Молчала бы уж лучше.
Собственно, она и молчит и смеется, и у нее это неплохо получается.
— Ну, ну, не задавайтесь. — говорю я. — Подумаешь, гречанка нашлась.
— Почему нашлась? — спрашивает она. — Я не нашлась.
А я думаю о своих делишках. Личных. Весьма неудачных.
— Чего вы смеетесь, клякса? — спросил я.
— А знаете, какой мой любимый идеал? — спросила она в ответ и почесала ногу об ногу.
Ну вот, договорились до идеалов,
— Какой? — спросил я.
— Гаидэ.
— Кто?
— Не помните? Не помните?! Гаидэ не помните?
— Чего вы расшумелись, какая Гаидэ? Из «Монте-Кристо», что ли?
— А какая же?
— Ну помню.
Она постепенно успокаивалась.
— Я пойду домой, — сказала она.
— Идите.
— Я пойду домой, — сказала она, повысив голос.
— Знаете что? — сказал я. — Ваш идеал Гаидэ? Ну и прелестно. У вас переживания по этой части? Прелестно. А у меня нет переживаний. Ну и привет.
— Я знаю.
— Что вы знаете?
— Что у вас нет переживаний…
— Много вы знаете, — сказал я. — Тоже мне Гаидэ. У каждой порядочной Гаидэ должен быть свой Монте-Кристо, красавец с седыми висками. А у вас есть?
— Есть.
— Ну да? Кто?
— Вы… — сказала она и убежала.
Ну вот, договорились.
Обычно о таких вещах я догадывался раньше.
Но это и было раньше. У меня тогда было тонкое, одухотворенное лицо, и я делал вид, что не знаю, какое я произвожу впечатление, а я всегда знал, и поэтому, когда я спрашивал: «А я вам сильно нравлюсь?» — та с разбегу отвечала: «Да». Только, несмотря на одухотворенное лицо, художник я тогда был плохой.
Теперь у меня сладко заныло сердце. Я уже со всеми своими личными делишками отвык от этого ощущения. Да, здорово все-таки узнать вдруг, что ты произвел впечатление на такую кляксу.

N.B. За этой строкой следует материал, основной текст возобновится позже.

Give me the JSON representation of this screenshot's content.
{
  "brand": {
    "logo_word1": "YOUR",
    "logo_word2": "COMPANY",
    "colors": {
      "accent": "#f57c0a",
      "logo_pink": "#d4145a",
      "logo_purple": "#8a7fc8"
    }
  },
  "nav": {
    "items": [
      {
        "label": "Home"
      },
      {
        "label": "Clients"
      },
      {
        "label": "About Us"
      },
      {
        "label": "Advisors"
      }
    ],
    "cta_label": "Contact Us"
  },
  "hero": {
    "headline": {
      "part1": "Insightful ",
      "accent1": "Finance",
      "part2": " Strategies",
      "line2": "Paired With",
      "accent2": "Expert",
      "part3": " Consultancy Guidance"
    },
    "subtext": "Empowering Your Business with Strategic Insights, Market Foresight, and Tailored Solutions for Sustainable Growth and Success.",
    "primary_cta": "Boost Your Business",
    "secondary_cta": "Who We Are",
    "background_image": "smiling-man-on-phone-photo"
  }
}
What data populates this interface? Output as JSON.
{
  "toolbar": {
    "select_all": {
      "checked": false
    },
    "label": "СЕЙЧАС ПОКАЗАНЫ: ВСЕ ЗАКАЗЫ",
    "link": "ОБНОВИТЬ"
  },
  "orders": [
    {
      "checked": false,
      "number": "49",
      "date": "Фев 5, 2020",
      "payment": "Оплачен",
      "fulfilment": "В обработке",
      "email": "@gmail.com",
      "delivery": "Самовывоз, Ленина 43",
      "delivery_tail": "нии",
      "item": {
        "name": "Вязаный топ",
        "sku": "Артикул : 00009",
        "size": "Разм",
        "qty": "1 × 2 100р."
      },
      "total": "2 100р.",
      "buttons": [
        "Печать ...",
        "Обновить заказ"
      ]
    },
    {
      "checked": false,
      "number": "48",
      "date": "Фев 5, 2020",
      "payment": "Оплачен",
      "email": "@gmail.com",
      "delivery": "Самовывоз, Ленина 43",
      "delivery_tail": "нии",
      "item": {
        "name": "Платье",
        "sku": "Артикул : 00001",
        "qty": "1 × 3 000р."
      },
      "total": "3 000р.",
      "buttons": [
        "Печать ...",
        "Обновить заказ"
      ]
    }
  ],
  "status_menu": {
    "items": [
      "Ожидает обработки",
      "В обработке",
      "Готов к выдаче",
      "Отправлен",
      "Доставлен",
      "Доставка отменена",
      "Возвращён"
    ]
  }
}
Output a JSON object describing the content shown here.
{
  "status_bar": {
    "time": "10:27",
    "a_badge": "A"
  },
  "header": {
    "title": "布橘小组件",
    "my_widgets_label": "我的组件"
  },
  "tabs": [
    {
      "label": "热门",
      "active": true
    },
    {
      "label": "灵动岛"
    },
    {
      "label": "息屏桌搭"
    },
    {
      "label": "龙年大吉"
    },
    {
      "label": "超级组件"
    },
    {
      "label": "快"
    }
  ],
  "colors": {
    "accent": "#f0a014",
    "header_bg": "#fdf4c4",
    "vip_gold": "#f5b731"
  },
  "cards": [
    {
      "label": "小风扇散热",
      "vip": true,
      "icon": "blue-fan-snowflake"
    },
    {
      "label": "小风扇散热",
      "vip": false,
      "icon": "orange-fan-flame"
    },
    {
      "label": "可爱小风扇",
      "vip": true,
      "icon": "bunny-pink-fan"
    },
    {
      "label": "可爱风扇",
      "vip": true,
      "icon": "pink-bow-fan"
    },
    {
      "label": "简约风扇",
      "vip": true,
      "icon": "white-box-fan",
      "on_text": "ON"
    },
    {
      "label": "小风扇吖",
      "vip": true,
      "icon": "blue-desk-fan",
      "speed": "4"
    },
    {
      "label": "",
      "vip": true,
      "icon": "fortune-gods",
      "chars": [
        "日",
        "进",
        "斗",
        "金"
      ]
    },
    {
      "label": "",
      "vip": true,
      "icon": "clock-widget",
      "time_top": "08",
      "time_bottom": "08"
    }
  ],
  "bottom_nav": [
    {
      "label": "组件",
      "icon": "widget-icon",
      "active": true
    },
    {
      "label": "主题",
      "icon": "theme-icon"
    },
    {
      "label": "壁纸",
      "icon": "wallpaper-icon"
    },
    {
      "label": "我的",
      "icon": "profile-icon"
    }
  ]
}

Старался ли я произвести впечатление? Безусловно. Применял ли я хитрости? Применял. И подчеркнутая грубость и нотки горечи, на которые клюют невинные кляксы, то есть весь антураж, вся старая бутафория.
Нечестно? Как сказать. И да и нет. А честно вот что.
Где-то в душе, в самой глубине, жила боль, что ничего не может быть. На что можно рассчитывать? На почтенье? И все? Потом они обычно выходят замуж, и это остается у них светлым переживанием. Потом они говорят: «За мной ухаживал один художник». Я почти не встречал женщины, которая бы не могла сказать, что за ней ухаживал один художник. Я не хотел быть ничьим переживанием и меньше всего ее. Жирно будет считаться светлым переживанием ее юности. Жирно будет. У меня таких, как она, было сто штук. Вранье. Таких, как она, не было.